Uruguay está de brazos abiertos. Hace unos días el controvertido presidente José Mujica hizo una valiente propuesta a su pueblo: 

“¿No podremos hacernos cargos como sociedad, no tendremos voluntad de recoger algunos puñados de esos gurises (niños sirios), ofrecerle al mundo una mano? 

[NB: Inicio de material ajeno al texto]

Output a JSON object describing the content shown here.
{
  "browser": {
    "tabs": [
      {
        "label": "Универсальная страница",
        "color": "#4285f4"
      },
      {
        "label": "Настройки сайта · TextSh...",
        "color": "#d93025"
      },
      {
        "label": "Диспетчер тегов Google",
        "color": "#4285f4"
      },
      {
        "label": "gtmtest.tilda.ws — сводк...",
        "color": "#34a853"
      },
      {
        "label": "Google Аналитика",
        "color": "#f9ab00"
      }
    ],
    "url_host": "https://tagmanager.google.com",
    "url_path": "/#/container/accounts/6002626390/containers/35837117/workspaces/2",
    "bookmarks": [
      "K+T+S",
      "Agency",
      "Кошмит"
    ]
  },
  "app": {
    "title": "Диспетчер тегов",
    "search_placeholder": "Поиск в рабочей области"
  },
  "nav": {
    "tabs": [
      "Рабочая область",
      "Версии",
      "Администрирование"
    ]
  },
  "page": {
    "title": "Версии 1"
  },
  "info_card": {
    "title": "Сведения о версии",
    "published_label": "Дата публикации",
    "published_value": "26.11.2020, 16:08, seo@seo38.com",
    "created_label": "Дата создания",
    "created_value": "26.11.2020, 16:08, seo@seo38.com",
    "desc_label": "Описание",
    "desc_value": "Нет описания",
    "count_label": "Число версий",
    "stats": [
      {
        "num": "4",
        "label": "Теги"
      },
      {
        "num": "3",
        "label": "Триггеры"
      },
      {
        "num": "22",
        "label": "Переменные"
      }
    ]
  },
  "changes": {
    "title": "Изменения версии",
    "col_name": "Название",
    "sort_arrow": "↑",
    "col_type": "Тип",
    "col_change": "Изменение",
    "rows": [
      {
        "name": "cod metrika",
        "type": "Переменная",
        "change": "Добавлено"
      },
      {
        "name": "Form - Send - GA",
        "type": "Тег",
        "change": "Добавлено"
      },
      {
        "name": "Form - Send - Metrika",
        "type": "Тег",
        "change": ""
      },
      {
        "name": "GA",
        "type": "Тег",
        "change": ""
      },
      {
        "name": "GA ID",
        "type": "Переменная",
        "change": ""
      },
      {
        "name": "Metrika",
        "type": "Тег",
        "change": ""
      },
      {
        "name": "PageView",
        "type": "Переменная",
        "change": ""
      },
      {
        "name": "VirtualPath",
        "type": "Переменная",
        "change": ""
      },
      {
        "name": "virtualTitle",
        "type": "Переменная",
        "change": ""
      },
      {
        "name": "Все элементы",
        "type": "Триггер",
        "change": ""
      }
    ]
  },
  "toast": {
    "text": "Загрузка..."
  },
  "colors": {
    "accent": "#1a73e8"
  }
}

Pero Mujica predica con el ejemplo, pues ayer el semanario uruguayo Búsqueda confirmó que el mandatario envió una carta al secretario general de Naciones Unidas, Ban Ki-moon, para solicitarle que le permita traer niños acogidos en Jordania a su estancia presidencial de Anchorena, en el suroeste del país.

Según precisó el medio, asilaría de 50 a 70  menores (huérfanos o con sus madres) que ya tienen el estatus de refugiados, por lo que es el Alto Comisionado de las Naciones Unidas para los Refugiados (ACNUR) el organismo que responde por ellos.

En cuanto al financiamiento y el cuidado, el presidente sudamericano está considerando trasladar “tres o cuatro” empleados de su residencia oficial en Montevideo, para que salga “gratis”.

Solidaridad ante todo

Mujica, quien ha cautivado a nivel mundial por su estilo de vida austero, reconoció que ciudadanos en Uruguay también tienen necesidades.  

“Sé que hay gente en este país que me va a preguntar por qué no te ocupas de los niños pobres uruguayos, que los hay, pero pienso que la inmensa mayoría tienen cariño. Estos ni eso, no es que tengan carencias materiales”, dijo la semana pasada en su programa de radio.

La guerra civil, iniciada en 2011, ha dejado más de 150 mil muertos y seis millones de desplazados.